Wie man zu jeder einzelnen Ecke, zu jedem Platz, zu jedem Projekt, zu jedem Laden subjektiv steht, wie man das (im einzelnen) inhaltlich findet und vielleicht gerade an diesem Punkt das obligatorisch-berühmte „früher war’s besser“ nach dem Drop einsetzt: Diese Stadt hatte dank unzähligen fähigen Protagonisten, klugen Köpfen, kreativen Initiatoren, Anpackern, Zupackern und vor allem gut konditionierten Durchhaltern, schon immer die unbändige Kraft, sich weiterzuentwickeln. Und das wird immer so sein.

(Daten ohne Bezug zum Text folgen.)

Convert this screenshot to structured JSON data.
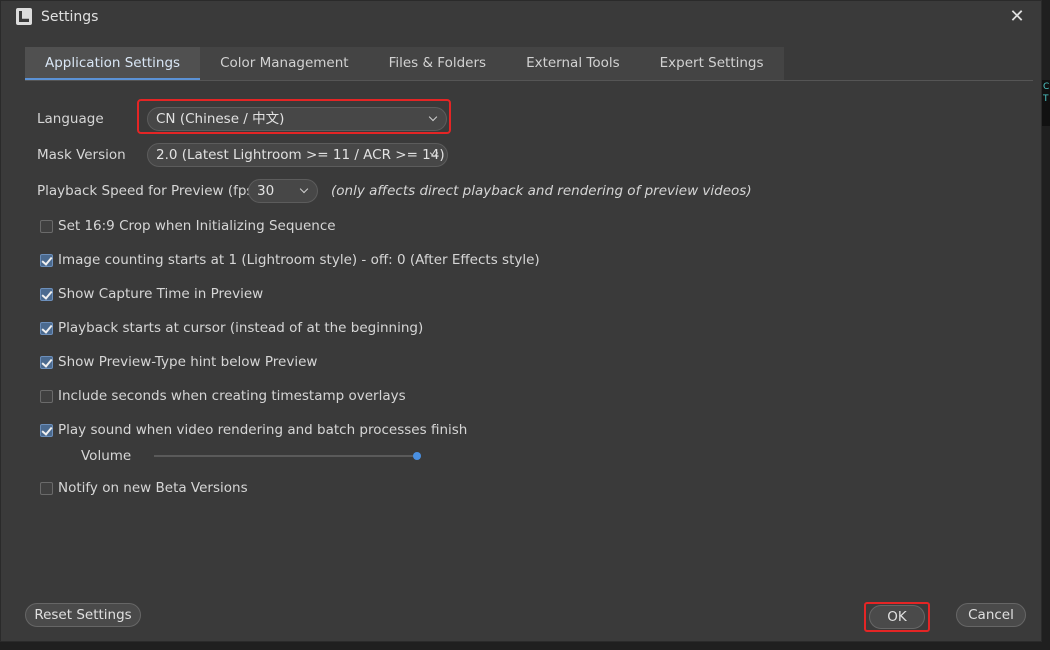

Auch wenn man es in Momenten wie diesen, wenn so etwas Außergewöhnliches verschwindet, nicht wahr haben will. Und dass auf diesem mitunter steinigen Weg manche resignieren, aufgeben, der Stadt (entnervt) den Rücken kehren, ist wiederum ebenso absolut verständlich.

Und ja, für irgendjemanden fehlt immer (noch) was. Immer. Auch das wird sich nie ändern.

(Foto Maks Richter) 

Die Veränderungen kommen so oder so: Was sind die zukünftigen Neusteiger in den Tote-Ecken-Hi-Life-Charts?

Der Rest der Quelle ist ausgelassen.